During the early August workshop, according to Bar Harbor council chair Jeff Dobbs, councilors will consider restricting the number of cruise ships that come during the year, the number of passengers that come to shore, the maximum size of ships, the number of days a year cruise ships can come, and where they can anchor.
“We have a lot... maybe too many [cruise ships],” Dobbs, who wants the town to cut back on the number of ships that visit, said. "In 2019, there were 294,000 passengers that visited Bar Harbor. In my proposal to cut a third, that would drop [the number of passengers] to 160,000."
It's a proposal some worry will hurt local businesses that rely on the money cruise ships and passengers bring to Bar Harbor.
"I think that we have to come up with a fair and equitable solution recognizing that there are businesses and restaurants that rely on that revenue," Friedmann said.
One Bar Harbor business impacted by cruise ships is Fair Trade Winds.

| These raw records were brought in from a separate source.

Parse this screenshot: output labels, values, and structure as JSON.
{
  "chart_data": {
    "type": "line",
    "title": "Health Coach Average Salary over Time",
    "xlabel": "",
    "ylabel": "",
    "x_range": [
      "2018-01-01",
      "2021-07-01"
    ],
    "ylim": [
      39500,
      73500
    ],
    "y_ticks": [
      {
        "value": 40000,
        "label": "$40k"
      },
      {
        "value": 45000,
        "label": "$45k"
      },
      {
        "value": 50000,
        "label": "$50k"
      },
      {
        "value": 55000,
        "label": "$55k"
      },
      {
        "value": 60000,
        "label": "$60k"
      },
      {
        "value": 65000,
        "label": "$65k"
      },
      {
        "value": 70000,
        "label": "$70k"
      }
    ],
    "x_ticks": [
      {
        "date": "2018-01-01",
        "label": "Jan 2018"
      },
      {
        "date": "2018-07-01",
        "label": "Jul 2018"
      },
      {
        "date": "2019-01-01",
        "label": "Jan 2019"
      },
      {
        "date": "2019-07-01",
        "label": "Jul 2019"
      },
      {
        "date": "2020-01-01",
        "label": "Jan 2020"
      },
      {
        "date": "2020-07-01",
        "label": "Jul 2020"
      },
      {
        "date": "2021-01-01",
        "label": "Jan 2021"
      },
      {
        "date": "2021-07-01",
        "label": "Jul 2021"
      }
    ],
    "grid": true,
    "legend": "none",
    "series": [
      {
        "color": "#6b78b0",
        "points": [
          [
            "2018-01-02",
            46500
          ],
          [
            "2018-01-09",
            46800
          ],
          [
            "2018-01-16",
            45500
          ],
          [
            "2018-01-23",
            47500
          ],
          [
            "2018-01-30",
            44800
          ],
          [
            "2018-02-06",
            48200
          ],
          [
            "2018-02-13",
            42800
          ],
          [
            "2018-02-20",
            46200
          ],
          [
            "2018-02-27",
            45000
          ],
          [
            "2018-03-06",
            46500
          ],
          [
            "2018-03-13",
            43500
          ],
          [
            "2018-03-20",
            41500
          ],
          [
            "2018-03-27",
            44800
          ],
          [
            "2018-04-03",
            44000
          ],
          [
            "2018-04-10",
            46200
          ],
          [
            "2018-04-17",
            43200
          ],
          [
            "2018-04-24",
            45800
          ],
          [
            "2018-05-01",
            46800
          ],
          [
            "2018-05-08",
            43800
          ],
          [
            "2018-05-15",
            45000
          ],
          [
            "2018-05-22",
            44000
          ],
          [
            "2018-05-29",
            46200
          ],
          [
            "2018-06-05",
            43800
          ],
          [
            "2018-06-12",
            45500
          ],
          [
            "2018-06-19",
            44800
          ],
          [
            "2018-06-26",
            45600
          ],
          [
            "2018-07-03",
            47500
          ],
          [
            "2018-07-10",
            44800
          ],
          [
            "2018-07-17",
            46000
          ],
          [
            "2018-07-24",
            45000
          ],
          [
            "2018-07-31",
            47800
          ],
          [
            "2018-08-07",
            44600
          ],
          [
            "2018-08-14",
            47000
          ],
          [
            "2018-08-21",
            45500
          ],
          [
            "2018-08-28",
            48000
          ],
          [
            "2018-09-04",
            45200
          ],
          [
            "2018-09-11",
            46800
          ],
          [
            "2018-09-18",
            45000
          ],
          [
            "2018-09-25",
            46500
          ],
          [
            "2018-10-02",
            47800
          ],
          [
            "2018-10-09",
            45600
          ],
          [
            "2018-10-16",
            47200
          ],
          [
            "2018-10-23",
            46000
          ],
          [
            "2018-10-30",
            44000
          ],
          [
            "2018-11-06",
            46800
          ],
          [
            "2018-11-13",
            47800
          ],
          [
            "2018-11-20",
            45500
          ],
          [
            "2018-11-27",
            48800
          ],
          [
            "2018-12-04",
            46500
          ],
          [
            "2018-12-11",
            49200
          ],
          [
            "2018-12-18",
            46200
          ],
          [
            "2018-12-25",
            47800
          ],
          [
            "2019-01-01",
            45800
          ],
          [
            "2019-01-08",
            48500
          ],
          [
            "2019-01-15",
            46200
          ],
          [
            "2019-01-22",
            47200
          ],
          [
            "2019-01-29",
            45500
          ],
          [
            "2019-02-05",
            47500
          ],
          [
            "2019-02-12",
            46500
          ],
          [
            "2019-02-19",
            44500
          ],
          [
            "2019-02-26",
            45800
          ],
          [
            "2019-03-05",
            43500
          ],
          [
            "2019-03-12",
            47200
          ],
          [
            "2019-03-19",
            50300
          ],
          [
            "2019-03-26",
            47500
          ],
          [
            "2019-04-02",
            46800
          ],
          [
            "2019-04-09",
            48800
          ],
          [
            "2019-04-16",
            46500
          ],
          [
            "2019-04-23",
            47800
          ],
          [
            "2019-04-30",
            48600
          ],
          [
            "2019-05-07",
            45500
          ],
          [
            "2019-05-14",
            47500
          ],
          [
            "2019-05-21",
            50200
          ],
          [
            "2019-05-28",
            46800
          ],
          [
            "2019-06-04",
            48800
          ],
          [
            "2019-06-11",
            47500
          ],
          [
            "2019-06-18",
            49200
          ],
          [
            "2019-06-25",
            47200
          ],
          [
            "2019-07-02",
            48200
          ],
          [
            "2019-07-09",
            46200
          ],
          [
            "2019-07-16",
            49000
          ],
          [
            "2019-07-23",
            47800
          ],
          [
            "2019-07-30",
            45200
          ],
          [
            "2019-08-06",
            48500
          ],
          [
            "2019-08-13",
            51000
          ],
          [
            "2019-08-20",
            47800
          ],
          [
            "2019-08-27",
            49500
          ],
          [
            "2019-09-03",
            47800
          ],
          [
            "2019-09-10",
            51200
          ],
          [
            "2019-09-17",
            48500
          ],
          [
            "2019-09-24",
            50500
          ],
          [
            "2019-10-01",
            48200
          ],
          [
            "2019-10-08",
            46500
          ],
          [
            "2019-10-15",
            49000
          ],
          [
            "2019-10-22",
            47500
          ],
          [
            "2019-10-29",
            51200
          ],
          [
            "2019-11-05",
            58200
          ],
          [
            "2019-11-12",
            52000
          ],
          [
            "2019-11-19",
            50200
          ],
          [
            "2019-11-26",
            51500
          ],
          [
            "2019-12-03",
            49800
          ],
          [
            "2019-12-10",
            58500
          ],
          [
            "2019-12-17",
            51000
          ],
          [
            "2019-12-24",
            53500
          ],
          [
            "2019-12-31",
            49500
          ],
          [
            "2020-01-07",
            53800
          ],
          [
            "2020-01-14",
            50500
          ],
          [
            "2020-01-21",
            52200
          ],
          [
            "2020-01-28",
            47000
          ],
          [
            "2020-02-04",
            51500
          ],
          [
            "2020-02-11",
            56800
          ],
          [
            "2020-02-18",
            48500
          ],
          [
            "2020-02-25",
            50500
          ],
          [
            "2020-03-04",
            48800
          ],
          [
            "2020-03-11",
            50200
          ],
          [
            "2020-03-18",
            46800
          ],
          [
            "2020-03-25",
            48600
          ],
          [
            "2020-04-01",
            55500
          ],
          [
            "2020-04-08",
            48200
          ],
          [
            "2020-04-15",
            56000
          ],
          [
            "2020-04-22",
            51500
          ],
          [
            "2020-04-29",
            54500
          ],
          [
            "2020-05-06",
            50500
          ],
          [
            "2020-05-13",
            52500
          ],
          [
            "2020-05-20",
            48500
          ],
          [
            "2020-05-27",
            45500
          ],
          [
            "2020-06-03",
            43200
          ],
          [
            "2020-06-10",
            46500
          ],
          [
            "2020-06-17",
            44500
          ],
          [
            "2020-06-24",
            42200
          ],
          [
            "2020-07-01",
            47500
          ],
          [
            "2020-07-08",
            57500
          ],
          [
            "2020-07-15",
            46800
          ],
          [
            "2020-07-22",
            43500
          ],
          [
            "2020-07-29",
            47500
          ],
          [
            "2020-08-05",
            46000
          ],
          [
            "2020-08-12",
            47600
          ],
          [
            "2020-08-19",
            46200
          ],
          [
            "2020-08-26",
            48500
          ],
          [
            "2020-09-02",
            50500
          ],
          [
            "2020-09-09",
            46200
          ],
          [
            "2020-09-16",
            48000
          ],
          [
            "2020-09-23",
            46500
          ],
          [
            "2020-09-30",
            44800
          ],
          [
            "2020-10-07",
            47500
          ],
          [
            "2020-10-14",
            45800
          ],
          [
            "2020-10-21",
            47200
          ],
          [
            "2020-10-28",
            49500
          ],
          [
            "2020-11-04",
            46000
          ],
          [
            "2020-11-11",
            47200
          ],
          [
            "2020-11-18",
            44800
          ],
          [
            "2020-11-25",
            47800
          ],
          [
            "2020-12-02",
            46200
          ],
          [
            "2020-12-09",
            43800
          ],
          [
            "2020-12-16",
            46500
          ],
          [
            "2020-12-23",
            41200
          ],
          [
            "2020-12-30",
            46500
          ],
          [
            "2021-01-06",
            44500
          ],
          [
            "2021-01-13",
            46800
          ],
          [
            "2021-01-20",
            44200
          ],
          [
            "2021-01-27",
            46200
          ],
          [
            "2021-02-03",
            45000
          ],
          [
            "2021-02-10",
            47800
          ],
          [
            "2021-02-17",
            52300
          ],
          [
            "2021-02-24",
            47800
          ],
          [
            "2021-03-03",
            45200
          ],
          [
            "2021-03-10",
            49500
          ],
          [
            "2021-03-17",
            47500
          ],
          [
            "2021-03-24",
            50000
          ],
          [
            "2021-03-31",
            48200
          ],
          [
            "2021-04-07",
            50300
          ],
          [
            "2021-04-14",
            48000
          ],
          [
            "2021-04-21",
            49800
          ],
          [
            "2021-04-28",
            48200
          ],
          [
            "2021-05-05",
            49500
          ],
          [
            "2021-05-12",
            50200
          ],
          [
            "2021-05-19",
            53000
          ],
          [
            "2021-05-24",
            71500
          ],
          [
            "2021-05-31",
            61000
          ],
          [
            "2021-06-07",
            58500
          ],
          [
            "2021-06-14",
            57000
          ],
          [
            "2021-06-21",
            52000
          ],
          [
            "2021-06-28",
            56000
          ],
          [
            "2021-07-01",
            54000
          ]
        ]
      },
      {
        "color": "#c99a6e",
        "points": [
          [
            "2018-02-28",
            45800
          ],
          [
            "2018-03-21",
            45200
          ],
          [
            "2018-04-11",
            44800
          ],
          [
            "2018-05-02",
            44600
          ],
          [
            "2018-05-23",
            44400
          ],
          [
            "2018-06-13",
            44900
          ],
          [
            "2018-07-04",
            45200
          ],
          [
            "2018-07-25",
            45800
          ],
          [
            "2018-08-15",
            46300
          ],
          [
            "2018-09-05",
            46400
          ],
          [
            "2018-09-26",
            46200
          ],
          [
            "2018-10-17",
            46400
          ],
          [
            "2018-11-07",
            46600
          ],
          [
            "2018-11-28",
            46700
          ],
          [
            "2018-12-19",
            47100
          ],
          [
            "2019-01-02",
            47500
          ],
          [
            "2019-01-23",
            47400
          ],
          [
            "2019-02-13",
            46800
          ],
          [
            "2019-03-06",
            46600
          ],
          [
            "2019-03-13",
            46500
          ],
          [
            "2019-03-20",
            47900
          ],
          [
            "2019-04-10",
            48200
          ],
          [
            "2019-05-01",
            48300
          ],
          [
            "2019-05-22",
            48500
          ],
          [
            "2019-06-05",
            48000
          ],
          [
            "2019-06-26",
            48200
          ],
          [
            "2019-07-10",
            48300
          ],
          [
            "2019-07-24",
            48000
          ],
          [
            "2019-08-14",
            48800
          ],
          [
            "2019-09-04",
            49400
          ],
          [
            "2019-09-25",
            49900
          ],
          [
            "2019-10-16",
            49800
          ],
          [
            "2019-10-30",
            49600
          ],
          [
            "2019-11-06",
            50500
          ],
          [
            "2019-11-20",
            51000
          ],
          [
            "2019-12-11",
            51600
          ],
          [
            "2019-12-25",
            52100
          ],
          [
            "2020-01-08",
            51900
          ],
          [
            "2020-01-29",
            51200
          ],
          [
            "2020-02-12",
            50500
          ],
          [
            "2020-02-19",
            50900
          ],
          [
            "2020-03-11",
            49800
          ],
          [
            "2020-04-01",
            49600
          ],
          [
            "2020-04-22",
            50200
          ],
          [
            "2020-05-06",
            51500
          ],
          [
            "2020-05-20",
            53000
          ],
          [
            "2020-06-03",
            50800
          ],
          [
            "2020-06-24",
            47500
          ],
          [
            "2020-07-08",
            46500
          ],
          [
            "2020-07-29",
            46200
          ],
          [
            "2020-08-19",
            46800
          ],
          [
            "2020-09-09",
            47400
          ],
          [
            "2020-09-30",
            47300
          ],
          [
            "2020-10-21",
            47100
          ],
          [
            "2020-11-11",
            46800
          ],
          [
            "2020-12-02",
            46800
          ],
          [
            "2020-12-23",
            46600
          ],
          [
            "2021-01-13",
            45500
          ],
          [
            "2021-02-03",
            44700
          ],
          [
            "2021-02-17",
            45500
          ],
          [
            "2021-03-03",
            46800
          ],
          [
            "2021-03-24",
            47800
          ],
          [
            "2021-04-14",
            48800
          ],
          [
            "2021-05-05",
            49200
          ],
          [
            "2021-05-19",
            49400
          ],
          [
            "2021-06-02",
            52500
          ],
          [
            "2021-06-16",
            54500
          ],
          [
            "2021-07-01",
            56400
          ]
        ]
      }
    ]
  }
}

“There are days where there are five to 6,000 people coming off a cruise ship at once, which can get really hectic," Fair Trade Winds owner Paul Culler said.
Culler told NEWS CENTER Maine he’s worried that cruise ships could be restricted too much.
"Rents are really high and if you don’t have tourists to take us from July 4th till the end of Oct., it becomes very difficult then to sustain that business," he said.